Em entrevista ao programa Acorda Pra Vida, da Rede Tudo FM, nesta segunda-feira (28) o senador Walter Pinheiro (PT) criticou duramente o sistema eleitoral brasileiro. “As eleições foram prostituídas. O sujeito da eleição de 2016 já está fazendo campanha desde agora”, considerou. O petista comentou a proposta de reforma política e deu detalhes do projeto. “Um dos pontos da reforma política é a reforma do conteúdo programático. Dia 7 de outubro apresento [a proposta de] eleições gerais, em 2019, com o fim da reeleição”, revelou. Pinheiro disse também discordar de duas casas que têm o funcionamento parecido. “O Senado é outra Câmara. Nós temos quatro casas legislativas. Volto a dizer, o Senado hoje faz o mesmo papel da Câmara. Tem temas que eu acho que a Câmara não deveria discutir. Idem o Senado. Tem temas que não precisariam transitar nas duas casas. No geral, a gente termina fazendo tudo. E a gente não vai contribuindo para colocar o dedo na ferida. Legislar a partir do que se precisa”, ponderou. Com tantas emendas, o senador baiano disse que já se tem uma nova Constituição. “Já fizemos uma nova Constituição. A Constituição é para ter diretrizes. Nós mudamos a Constituição”, criticou. O senador se mostrou contrário ainda à concessão de reeleição para candidatos ao Executivo e possibilitou apenas mais uma renovação para o Legislativo. “Reeleição para Executivo é um mandato e acabou. Para o Legislativo pode se reeleger uma vez só. Tem um deputado federal que tem 11 mandatos. Esse negócio é complicado. No quinto mandato, por mais que eu mantenha o pique, a tendência natural é de acomodação”, disse.

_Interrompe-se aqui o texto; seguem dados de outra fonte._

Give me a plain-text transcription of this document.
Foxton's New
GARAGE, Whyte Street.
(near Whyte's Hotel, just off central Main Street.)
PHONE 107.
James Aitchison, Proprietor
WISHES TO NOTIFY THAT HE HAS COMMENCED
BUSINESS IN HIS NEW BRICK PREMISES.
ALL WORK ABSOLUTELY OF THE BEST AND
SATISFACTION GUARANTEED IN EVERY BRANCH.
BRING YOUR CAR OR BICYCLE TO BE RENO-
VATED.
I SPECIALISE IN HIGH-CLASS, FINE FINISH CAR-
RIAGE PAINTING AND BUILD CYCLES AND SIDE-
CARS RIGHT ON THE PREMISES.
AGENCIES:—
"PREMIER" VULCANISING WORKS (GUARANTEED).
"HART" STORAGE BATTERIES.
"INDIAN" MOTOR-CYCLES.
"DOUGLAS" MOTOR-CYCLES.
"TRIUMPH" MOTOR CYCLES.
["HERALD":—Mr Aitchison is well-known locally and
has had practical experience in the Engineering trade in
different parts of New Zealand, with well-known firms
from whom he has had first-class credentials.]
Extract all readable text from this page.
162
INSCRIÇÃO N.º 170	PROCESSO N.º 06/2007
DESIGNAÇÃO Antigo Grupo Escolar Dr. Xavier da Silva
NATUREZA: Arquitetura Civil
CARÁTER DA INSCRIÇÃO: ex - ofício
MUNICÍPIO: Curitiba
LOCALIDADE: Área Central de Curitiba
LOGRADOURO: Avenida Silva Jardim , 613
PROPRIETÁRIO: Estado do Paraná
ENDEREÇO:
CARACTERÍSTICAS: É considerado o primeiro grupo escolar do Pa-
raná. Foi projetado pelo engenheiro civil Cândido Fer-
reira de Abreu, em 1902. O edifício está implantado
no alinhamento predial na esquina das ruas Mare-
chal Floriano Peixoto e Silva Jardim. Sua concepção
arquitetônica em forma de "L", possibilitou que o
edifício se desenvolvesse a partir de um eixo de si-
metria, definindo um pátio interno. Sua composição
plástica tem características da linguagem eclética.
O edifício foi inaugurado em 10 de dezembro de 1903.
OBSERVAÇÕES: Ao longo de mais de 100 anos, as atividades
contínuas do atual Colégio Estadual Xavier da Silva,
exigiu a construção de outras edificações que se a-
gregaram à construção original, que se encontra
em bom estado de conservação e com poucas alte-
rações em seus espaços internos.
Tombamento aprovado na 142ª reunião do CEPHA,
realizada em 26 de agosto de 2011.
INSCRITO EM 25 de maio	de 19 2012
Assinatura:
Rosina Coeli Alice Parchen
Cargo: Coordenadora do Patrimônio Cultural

Ele aproveitou para responder às críticas ao trabalho dos parlamentares. “Lá dentro é o extrato do que tem aqui fora. É obvio que o que vai para lá tem um peso maior, que é o fator econômico. Eu acho que é importante a gente dosar”, balanceou. Sobre apoio de pai político à eleição de filho e/ou esposa, Pinheiro disse ser contra. “Eu acho que o Tribunal deveria proibir esse tipo de coisa. Essa coisa de filho vira uma capitania hereditária. Por que que para disputa eleitoral a gente pode botar parente? Seria bom que a gente tivesse regras porque isso é um uso e abuso para se manter”, condenou.